“You are therefore commanded to be perfect, even as your father which is in heaven is perfect.” (GST Matthew 5:50)
This scripture might in fact be one of the most underestimated Scriptures in all of the Standard Works of our Heavenly Father. The possibility bespoke by Jesus Christ himself in his Sermon on the Mount denotes all reason for our eternal existence. It is my favorite truth in all of the gospel. To become like God (Capital G) – to become a god (small g) – and have all that God has.
This is our eternal destiny. Not shooting beyond the mark and definitely not shooting under it, this is the whole reason we even exist – to be perfect, just as our Heavenly Father is perfect. And what is even more, it is a commandment we must follow!
In my high school years, I was one of a handful of Latter-Day Saints. Therefore, 98% of my friends and associates were of other faiths and beliefs. Everyone knew me as the Mormon boy and knew that I lived differently. Luckily, I had the greatest friends a kid could ever ask for, so I wasn’t ridiculed (much) but was actually stood up for in many instances. Because of this I believe, I began to develop an amount of humility in everything I stood for and believed. It made it easy for me to live a moral life.
I’ll never forget though the one thing I used to always get teased. No, it wasn’t my many wives I will have or how I couldn’t (wouldn’t) go out and party. What I constantly got badgered about was “the core of my planet,” that hung around my neck.
I wore this very simple necklace. I have no idea where it came from, or whose it was before me (maybe my brothers, most likely, I don’t know), but ever since I put it on, I never took it off. It was a fine leathery hemp band with a round polished grey stone. Kind of odd, I know. People would ask me what it was and I would shrug because I really didn’t really know. But to my surprise my friends began calling it “the core of my planet.”
It caught on and everyone knew the stone dangling from my neck as this “core of my planet.” One particular afternoon, I thought to myself, “What the heck does that even mean?” I’d get asked all the time from various people in the halls how my core was doing. I knew it was all playful teasing, but why on earth was it such a big deal? And why did it need to be repeated over and over again?
I was confused, so I asked why they kept calling it the “core of my planet?” Their nonchalant response was, “You’re a Mormon. When you die you get your own planet, right?”
I was amazed! Of all the annoying and overused stereotypes Mormon’s get teased about throughout life, this is the one my friends knew. I couldn’t have been more proud of all my friends than on that day! If even in a screwed up way they knew my potential, our potential. To them I was harvesting a planet around my neck so that when I die I’ll be able to be a god to that planet. It’s not entirely correct doctrine, but in its most simplified version I’d accept it with passing marks.

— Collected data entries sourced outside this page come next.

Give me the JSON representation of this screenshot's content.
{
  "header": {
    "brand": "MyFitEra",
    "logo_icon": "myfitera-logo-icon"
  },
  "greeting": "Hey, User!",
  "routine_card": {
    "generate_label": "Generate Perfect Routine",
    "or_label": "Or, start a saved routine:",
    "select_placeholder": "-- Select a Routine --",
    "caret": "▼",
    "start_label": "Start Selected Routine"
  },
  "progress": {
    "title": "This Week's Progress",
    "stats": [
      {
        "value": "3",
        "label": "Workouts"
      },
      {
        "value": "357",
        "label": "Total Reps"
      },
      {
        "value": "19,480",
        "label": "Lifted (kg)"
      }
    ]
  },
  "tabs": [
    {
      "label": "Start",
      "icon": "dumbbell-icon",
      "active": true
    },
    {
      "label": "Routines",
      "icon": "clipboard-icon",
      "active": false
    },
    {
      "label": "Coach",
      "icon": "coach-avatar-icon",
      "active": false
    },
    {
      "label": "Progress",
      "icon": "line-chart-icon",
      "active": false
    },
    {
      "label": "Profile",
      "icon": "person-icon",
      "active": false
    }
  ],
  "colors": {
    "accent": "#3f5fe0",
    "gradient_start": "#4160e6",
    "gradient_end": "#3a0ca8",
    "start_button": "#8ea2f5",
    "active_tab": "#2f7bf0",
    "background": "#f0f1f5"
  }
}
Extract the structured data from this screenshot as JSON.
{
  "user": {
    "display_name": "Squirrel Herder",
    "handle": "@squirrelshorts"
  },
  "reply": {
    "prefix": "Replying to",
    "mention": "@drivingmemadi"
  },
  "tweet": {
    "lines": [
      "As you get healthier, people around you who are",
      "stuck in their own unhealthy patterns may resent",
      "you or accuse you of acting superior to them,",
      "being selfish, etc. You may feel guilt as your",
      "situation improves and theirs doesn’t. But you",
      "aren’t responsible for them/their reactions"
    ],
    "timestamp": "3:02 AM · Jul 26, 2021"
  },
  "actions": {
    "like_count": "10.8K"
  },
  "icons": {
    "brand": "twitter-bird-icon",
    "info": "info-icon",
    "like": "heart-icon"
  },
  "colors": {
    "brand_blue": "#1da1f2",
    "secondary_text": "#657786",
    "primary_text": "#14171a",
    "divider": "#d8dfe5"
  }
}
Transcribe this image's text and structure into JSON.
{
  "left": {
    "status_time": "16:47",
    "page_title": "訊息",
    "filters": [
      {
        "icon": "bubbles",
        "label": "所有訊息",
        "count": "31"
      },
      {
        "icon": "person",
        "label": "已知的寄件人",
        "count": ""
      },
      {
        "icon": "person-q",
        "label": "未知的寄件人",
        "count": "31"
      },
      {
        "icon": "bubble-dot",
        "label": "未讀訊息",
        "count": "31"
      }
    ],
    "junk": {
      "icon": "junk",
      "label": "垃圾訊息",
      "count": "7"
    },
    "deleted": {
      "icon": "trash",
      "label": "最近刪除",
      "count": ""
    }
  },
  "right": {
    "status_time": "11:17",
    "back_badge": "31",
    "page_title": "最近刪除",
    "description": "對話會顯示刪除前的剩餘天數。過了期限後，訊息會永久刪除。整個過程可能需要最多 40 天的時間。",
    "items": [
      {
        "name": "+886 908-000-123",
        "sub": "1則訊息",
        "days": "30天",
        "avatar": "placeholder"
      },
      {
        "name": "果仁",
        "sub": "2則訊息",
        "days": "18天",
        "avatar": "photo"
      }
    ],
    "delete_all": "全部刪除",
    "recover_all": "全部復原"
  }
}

I think from this experience, I begin to develop that unshakable humility of who I was and what I knew. Thank you to my friends!
After that, when anyone asked what my necklace was, I’d promptly tell them it was “the core of my planet!” It became a powerful amulet to symbolize who I really was, which carried the importance to never forget it!
This doctrine, this truth, is what separates true believers from the rest of the world with its incomplete views. Though, once it is understood, it is as if all of life’s closed doors instantaneously become windows to endless vistas and landscapes.
Each of us born into this world is a godling – organized and created for the sole purpose of becoming like God (capital G), a god (small g). Fully comprehending this initial truth is vital to each of our progression and ultimately our salvation.
Astonishingly, yet terrifying, if we cannot wrap our hearts and minds around this, we shall forever be a slave to our Prisons. There is no Temple without knowing our destiny. Likewise, there is no destiny of becoming like God, if we do not understand who God is.